Administrator from US 

WebmasterWorld Administrator incredibill is a WebmasterWorld Top Contributor of All Time 10+ Year Member Top Contributors Of The Month

joined:Jan 25, 2005
posts:14624
votes: 88


One other possibility as to why you are seeing a browser look at the robots.txt is that there is actually a real person coming from the IP address of the spider trying to figure out why their spider is misbehaving? I do that sometimes.


Don't see how a real human can be on 3 IPs at basically the same time.

2012-03-29,13:56:57
2012-03-29,13:57:25
2012-03-29,13:57:31

I'm sure it's something automated.
8:05 pm on Mar 30, 2012 (gmt 0)

New User

joined:Jan 22, 2012
posts: 30
votes: 1


Render farm seemed like a good idea.

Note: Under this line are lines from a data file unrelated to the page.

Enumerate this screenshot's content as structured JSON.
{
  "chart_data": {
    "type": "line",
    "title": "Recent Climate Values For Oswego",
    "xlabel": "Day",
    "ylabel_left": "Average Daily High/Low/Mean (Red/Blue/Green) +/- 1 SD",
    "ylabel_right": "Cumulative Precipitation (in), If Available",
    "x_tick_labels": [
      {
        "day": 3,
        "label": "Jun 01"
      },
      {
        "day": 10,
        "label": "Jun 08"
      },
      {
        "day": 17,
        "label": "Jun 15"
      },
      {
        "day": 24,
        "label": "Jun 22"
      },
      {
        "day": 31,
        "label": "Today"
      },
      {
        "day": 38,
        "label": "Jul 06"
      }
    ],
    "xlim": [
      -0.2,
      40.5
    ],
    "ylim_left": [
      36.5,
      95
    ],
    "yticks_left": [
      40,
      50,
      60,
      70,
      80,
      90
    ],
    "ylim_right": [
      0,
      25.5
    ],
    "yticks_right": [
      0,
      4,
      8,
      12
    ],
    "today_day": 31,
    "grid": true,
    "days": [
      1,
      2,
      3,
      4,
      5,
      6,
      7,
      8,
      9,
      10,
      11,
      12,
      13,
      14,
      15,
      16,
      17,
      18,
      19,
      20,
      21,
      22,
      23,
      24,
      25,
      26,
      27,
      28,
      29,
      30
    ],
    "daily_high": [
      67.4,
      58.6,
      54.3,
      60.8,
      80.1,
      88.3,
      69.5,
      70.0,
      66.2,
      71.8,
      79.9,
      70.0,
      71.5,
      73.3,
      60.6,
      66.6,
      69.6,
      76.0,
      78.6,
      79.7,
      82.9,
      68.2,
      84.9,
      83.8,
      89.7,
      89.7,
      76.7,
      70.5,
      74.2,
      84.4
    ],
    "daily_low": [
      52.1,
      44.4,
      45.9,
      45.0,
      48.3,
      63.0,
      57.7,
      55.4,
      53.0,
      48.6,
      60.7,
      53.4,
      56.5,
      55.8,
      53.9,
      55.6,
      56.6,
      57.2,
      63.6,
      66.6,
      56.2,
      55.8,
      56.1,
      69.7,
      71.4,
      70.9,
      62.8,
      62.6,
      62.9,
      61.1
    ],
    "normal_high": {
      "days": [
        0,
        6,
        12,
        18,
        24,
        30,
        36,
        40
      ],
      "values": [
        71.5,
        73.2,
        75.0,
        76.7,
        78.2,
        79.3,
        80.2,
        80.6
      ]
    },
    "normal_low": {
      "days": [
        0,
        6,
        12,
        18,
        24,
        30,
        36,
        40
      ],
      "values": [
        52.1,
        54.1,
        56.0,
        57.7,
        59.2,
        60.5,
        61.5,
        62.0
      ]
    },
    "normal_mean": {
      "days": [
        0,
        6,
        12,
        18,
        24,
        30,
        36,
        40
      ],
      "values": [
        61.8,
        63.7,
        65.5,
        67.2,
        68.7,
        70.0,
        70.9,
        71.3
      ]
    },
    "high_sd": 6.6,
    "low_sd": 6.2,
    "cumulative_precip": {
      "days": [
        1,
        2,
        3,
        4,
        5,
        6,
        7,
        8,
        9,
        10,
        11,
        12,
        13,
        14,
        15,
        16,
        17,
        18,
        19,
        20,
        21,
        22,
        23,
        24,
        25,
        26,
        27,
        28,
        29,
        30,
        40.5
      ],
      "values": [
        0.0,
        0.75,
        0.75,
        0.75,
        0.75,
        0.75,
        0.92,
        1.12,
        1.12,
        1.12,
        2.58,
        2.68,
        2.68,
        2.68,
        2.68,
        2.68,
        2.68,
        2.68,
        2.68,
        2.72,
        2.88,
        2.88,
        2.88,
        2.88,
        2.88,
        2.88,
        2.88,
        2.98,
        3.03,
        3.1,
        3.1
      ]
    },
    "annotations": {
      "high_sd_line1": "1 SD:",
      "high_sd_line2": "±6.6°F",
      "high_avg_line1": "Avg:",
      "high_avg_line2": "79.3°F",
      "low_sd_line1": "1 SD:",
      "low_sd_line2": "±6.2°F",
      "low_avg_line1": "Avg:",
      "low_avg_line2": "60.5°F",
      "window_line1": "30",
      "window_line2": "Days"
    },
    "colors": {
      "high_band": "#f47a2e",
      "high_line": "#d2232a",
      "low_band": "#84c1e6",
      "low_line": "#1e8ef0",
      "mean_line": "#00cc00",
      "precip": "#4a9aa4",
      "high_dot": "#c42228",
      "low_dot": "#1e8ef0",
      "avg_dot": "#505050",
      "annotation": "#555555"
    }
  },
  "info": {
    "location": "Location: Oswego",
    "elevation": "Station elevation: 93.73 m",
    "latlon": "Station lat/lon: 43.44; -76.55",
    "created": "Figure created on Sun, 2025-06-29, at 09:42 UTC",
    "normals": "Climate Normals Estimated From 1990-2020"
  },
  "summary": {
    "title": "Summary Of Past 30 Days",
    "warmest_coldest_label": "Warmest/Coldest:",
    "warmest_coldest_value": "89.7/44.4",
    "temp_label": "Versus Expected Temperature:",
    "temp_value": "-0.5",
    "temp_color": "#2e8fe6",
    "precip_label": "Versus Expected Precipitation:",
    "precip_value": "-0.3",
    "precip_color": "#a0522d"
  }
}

I don't know why they would hit robots.txt unless the crawl itself was entirely being done with scripted instances of Firefox. Did the ff versions check out?
11:14 pm on Mar 31, 2012 (gmt 0)

Junior Member

10+ Year Member

joined:June 25, 2005
posts:179
votes: 1


Reverse DNS sure says it's Baidu Spider:
180.76.5.93 -> baiduspider-180-76-5-93.crawl.baidu.com.

That's step 1.
Step 2 is forward DNS->IP lookup
4:02 am on Apr 1, 2012 (gmt 0)

Senior Member from US 

WebmasterWorld Senior Member lucy24 is a WebmasterWorld Top Contributor of All Time Top Contributors Of The Month

joined:Apr 9, 2011
posts:12714
votes: 244


?
Baidu at 180.76 asks for robots.txt all the time. I just assumed it's a feeble attempt to convince me it's a real, law-abiding robot.

:: detour to raw logs ::

Hm, wonder who told them I've got a file called /fun/panda.html ? They've been 403'd from the whole site since long before the file was created, and all links leading to the page are nofollow.*


* Nope, guess again. It's because almost the entire text of the page is actual search strings-- meaning that it would be utterly useless if it came up in any search. Even worse than indexing a search-results page.